Newlox Gold Closing Of Oversubscribed Private Placement



Newlox Gold Ventures Corp
    

Vancouver, British Columbia – July 29, 2025TheNewswire - Newlox Gold Ventures Corp, (“Newlox” or the “Company”) is pleased to announce that further to its press release of July 22, 2025, it has closed the private placement which was oversubscribed by $171,320. An aggregate of 31,018,857 units (“Units”) at a price of $0.07 per Unit for gross proceeds of $2,171,320 (the “Offering”).

 

Each Unit consists of one common share (“Share”) in the capital of the Company and one common share purchase warrant (“Warrant”). Each Warrant entitles the holder thereof to acquire one common share of the Company (each a “Warrant Share”) at a price of $0.12 per Warrant Share at any time until July 28, 2028.

 

Pursuant to the Offering, Newlox paid an arm’s length third party a finders’ fee consisting of a cash commission of $27,241 and 778,314 non-transferable broker warrants (the “Broker Warrants”).

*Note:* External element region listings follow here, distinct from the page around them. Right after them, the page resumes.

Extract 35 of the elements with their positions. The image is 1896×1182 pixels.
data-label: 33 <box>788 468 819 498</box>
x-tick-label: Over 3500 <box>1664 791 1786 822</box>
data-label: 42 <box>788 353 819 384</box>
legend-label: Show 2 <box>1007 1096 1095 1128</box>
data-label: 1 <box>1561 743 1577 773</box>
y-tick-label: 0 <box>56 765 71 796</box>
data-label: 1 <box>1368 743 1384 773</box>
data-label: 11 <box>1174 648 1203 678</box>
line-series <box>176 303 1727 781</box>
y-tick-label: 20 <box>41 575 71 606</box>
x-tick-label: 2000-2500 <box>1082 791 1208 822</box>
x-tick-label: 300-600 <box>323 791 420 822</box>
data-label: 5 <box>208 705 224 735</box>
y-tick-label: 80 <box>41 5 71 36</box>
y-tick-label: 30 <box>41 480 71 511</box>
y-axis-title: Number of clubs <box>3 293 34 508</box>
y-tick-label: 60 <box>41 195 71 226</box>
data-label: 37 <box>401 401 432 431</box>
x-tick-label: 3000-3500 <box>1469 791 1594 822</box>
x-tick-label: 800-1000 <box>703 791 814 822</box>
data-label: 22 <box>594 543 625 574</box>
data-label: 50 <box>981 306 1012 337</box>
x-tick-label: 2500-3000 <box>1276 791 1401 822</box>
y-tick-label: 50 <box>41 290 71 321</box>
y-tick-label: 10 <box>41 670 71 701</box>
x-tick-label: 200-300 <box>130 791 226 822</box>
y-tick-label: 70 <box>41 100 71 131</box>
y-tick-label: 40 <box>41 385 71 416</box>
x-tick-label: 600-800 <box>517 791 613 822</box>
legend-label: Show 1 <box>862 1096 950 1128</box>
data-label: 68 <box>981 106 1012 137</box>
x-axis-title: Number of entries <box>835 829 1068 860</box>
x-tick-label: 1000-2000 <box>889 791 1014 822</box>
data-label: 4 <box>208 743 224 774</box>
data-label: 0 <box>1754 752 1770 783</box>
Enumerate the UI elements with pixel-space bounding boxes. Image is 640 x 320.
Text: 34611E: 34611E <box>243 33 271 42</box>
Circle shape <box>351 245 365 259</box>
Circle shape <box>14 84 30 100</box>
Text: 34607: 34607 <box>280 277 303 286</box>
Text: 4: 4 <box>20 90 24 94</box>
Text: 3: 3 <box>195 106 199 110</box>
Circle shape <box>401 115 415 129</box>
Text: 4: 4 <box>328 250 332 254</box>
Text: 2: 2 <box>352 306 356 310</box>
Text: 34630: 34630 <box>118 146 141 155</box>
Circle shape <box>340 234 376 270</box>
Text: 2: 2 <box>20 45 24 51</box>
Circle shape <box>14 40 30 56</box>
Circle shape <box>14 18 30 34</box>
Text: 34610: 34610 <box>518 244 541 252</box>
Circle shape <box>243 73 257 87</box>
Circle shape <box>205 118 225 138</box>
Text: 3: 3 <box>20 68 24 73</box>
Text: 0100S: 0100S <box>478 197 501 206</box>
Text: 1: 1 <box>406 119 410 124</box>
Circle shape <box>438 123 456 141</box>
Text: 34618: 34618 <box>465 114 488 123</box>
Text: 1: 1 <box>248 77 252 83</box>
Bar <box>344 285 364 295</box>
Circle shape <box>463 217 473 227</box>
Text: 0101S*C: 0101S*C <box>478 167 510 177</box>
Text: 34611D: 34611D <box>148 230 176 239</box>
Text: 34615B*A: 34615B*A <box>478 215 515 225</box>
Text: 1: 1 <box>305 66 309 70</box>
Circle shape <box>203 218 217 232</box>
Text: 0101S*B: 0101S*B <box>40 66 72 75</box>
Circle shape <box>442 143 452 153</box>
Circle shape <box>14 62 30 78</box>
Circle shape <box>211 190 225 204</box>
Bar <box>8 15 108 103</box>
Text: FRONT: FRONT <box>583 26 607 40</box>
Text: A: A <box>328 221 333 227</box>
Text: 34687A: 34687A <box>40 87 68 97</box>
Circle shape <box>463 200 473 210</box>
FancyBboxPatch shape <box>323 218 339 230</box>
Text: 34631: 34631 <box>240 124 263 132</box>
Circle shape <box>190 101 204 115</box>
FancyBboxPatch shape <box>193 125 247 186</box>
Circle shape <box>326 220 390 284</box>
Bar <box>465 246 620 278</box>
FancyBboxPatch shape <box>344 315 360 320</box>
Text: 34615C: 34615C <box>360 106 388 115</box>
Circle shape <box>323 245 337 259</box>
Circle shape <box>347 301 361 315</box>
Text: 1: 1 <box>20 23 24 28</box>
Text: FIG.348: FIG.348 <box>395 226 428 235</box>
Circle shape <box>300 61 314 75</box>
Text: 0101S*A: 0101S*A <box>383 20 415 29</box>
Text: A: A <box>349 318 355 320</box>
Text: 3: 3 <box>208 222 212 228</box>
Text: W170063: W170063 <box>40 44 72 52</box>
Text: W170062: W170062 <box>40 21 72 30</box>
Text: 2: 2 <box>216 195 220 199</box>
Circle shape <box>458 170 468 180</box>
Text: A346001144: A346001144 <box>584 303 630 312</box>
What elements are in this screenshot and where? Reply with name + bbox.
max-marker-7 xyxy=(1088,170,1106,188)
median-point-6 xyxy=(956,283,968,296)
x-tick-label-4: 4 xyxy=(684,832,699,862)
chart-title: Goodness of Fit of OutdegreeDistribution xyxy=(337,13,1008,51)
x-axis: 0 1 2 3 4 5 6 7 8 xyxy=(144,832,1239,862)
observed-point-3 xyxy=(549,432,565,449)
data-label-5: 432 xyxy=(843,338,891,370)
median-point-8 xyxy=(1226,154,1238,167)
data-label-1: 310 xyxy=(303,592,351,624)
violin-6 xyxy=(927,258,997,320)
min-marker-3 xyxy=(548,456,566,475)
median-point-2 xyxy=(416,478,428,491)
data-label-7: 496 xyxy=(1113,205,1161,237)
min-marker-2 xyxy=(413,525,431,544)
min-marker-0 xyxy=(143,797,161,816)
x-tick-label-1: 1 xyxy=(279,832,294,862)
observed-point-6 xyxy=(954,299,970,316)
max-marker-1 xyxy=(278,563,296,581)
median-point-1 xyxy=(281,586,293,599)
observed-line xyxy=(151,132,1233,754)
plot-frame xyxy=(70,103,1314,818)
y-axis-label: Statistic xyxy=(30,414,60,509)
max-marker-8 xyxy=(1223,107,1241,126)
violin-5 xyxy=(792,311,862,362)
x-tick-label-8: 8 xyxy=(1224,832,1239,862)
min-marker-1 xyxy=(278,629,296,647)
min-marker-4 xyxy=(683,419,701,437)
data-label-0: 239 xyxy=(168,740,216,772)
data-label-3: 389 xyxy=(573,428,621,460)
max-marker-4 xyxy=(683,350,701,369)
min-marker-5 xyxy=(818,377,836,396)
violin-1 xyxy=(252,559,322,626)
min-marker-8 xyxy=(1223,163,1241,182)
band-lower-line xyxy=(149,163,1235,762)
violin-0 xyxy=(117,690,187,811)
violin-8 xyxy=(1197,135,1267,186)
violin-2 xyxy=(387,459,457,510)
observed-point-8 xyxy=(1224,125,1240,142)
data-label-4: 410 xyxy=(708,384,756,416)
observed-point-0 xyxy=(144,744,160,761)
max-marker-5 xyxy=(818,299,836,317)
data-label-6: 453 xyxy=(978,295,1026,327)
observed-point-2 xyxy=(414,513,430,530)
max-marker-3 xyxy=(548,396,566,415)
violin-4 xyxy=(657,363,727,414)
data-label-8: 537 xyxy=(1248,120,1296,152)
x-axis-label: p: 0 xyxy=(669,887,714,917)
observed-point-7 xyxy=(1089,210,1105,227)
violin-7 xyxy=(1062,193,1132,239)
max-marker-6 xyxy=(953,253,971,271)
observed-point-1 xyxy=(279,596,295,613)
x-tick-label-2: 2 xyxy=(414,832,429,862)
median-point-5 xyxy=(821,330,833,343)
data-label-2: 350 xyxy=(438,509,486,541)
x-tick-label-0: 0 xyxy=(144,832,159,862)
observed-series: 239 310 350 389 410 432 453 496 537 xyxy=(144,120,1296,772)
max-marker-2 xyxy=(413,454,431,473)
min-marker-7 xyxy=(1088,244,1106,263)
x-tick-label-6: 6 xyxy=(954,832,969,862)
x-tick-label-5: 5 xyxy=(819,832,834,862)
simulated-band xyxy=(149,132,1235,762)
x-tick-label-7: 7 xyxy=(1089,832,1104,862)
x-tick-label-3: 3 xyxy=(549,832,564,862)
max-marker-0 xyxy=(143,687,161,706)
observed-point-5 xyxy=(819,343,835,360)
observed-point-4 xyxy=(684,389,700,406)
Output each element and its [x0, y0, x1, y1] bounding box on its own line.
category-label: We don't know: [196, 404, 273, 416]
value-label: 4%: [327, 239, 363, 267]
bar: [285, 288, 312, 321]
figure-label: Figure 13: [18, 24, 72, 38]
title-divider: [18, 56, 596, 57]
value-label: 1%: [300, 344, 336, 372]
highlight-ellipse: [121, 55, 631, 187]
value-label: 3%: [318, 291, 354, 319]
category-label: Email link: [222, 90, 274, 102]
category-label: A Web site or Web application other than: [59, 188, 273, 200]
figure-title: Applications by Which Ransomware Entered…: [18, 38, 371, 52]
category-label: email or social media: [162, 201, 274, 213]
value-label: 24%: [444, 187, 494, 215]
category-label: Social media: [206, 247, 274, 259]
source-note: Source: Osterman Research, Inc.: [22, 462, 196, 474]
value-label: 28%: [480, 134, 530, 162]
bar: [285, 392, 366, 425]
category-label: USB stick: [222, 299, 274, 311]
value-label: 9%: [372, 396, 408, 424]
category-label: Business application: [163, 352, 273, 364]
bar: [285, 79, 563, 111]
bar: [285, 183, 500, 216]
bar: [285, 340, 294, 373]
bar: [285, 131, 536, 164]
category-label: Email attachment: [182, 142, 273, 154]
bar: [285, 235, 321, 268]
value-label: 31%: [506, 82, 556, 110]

Each Broker Warrant entitles the holder thereof to purchase one unit of the Company (each a “Compensation Unit”) at the price of $0.07 per Compensation Unit at any time until July 28, 2028.

 

Each Compensation Unit is comprised of one common share in the capital of the Company and one common share purchase warrant (each a “Compensation Unit Warrant”). Each Compensation Unit Warrant shall entitle the holder thereof to purchase one common share in the capital of the Company (each a “Compensation Warrant Share”) at a price of $0.12 per Compensation Warrant Share at any time until July 28, 2028.

 

Messieurs Jeffrey Benavides, Roger Dent and Alex MacKay, who are directors and/or officers of the Company, subscribed for an aggregate of 9,500,000 Units (the “Insider Units”) for aggregate proceeds of $665,000. Messieurs Benavides, Dent and MacKay are “related parties” (as defined in Multilateral Instrument 61-101 – Protection of Minority Security Holders in Special Transactions (“MI 61-101”)) of the Company and, therefore, the subscription for the Insider Units are Related Party Transactions (as defined in MI 61-101). Newlox is exempt from the formal valuation requirement and the minority approval requirement under MI 61-101 in respect of the Insider Units since the fair market value of the consideration for the Insider Units did not exceed 25% of Newlox’s market capitalization.

 

The proceeds from the Offering will be allocated for the continued milling operations in Costa Rica and general working capital.

 

All securities issued pursuant to the Offering are subject to a statutory hold period of four months and one day.

 

About Newlox Gold Ventures Corp.

 

Newlox Gold Ventures Corp. is an emerging precious metals producer dedicated to the recovery of gold and silver from artisanal and small-scale mining operations across Latin America. The Company leverages technology to recover precious metals while remediating historical mine waste and contributing to local economic development.

 

On Behalf of the Board, Newlox Gold Ventures Corp.

 

Newlox Gold Ventures Corp.

Website:                                                         www.newloxgold.com  

Telephone:                                                        647.848.5843

Email:                                                                 info@newloxgold.com

  

Neither Canadian Securities Exchange nor its Regulation Services Provider (as that term is defined in the policies of the Canadian Securities Exchange) accept responsibility for the adequacy or accuracy of this release).

 

Forward-Looking Information

The information in this news release includes certain information and statements about management’s view of future events, expectations, plans and prospects that constitute forward- looking information. Forward-looking information includes, but is not limited to, the completion of the work programs currently underway and the results of these programs. These statements are based upon assumptions that are subject to significant risks and uncertainties. Because of these risks and uncertainties and as a result of a variety of factors, the actual results, achievements, or performance may vary materially from those anticipated and indicated by these forward-looking statements. The material risk factors that could cause actual results to differ include the risk that work undertaken by the Company may have unintended effects, the risk of delays in completing work, and the risk that the Company may not be able to raise sufficient funds and Force Majeure. Although the Company believes that the expectations reflected in the forward-looking information are reasonable, it can give no assurances that the expectations of any forward-looking information will prove to be correct. Except as required by law, the Company disclaims any intention and assumes no obligation to update or revise any forward-looking information to reflect actual results, whether as a result of new information, future events, changes in assumptions, changes in factors affecting such forward-looking statements or otherwise. Neither Canadian Securities Exchange nor its Regulation Services Provider (as that term is defined in the policies of the Canadian Securities Exchange) accept responsibility for the adequacy or accuracy of this release).